Budget Update
Spouse Super Contributions – What Are the Benefits?
If your partner is earning a low income, working part-time, or currently unemployed, boosting their super could be a smart financial move for both of you.
When your partner isn’t earning much, or is out of work, their super might not be growing enough to support them in retirement. By contributing to their super, you may not only help them but also enjoy some tax benefits yourself.
We’ll explore how the spouse contributions tax offset works and how it differs from contribution splitting.
The Spouse Contributions Tax Offset
Are You Eligible?
To be entitled to the spouse contributions tax offset:
You need to make a non-concessional contribution to your spouse’s super (after-tax money with no deduction claimed).
You must be married or in a de facto relationship, and not living separately.
You must both be Australian residents.
Your spouse’s income must be $37,000 or less for the full offset, and under $40,000 for a partial offset.
Your spouse must be under 75 years old, with a super balance under $1.9 million (as at 30 June 2024).
What Are the Financial Benefits?
If eligible, you can contribute to your spouse’s super and claim an 18% tax offset on up to $3,000 through your tax return.
To receive the maximum offset of $540, you need to:
Contribute at least $3,000, and
Your spouse’s income must be $37,000 or less.
Once their income exceeds $40,000, you’re no longer eligible for the offset — but you can still contribute.
Are There Limits to What Can Be Contributed?
You can’t exceed your partner’s non-concessional contributions cap ($120,000/year).
If your partner is under 75 and eligible, they may trigger the bring-forward rule, allowing up to $360,000 over three years.
No non-concessional contributions can be made if their super balance is $1.9 million or more as at 30 June 2024.
If their balance exceeds $1.66 million, the bring-forward rule may be limited.
How Contribution Splitting Differs
Another way to increase your partner’s super is by splitting concessional contributions — up to 85% of the amount you contributed in the previous financial year.
This includes:
Employer contributions
Salary-sacrifice amounts
Voluntary contributions claimed as a tax deduction
What Rules Apply?
Your partner must be:
Between age 60 and 65, and
Not retired
Contribution Limits
Split amounts count toward your concessional contributions cap ($30,000/year).

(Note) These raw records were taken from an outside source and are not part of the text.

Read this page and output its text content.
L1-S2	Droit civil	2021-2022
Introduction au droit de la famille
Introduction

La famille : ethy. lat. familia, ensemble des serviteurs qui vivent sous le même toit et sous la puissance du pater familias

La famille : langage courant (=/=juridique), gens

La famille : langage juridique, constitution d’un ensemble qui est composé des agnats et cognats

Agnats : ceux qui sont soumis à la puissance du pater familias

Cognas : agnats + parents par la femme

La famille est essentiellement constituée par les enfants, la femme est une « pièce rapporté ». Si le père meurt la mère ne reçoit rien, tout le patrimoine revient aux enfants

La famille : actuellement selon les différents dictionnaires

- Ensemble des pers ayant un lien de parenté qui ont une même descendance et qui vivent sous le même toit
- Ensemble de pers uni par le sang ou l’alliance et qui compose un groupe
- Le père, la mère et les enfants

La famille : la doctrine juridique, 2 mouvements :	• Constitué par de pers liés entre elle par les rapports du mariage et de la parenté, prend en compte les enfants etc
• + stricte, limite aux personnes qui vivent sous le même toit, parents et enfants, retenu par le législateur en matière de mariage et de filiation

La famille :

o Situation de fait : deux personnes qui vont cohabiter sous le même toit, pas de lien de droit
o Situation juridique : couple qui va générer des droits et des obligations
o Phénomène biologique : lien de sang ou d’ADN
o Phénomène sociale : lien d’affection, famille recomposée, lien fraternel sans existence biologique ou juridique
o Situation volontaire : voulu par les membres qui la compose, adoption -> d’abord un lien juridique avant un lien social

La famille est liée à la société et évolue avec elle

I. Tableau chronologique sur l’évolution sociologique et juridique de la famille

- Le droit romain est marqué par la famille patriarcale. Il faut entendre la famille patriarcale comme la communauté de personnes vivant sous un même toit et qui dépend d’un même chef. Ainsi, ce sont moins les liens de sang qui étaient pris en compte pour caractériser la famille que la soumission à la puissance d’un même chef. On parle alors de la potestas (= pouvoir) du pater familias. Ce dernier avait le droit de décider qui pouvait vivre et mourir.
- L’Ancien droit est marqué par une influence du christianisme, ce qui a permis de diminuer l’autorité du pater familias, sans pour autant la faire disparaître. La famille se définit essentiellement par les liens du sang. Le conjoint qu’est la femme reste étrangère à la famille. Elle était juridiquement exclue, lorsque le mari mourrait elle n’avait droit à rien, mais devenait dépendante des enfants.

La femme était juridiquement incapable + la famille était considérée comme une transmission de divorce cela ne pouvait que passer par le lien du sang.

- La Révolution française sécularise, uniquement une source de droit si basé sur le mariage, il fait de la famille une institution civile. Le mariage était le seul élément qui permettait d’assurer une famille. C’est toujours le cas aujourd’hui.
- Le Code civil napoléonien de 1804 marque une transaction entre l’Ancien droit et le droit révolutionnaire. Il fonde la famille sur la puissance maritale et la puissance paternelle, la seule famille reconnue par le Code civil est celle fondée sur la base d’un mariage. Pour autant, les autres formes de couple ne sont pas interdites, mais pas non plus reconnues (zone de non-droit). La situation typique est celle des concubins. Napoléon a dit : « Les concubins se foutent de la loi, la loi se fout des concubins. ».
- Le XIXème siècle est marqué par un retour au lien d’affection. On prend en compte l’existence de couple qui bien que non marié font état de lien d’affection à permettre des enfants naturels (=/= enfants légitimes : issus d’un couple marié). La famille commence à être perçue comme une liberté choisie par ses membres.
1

If your total super balance was under $500,000 at 30 June of the previous year, you may also use unused concessional cap amounts from the last 5 years.
Do All Super Funds Allow This?
You’ll need to check with your super fund to confirm if they allow contribution splitting, and whether any fees apply.
What Else You and Your Partner Should Know
If either of you exceeds your contribution caps, extra tax and penalties may apply.
Superannuation is an investment, and its value can go up or down. Understand the risks before contributing.
You generally can’t access super until you’re age 60 and retired.
Even if your own super balance exceeds $1.9 million, you may still contribute to your partner’s super — within the cap rules.
Where to Go for More Information
Your circumstances will play a big part in what you both decide to do. And, as the rules around spouse contributions and contribution splitting can be complex, it’s a good idea to speak to your financial adviser to ensure your approach is the right one.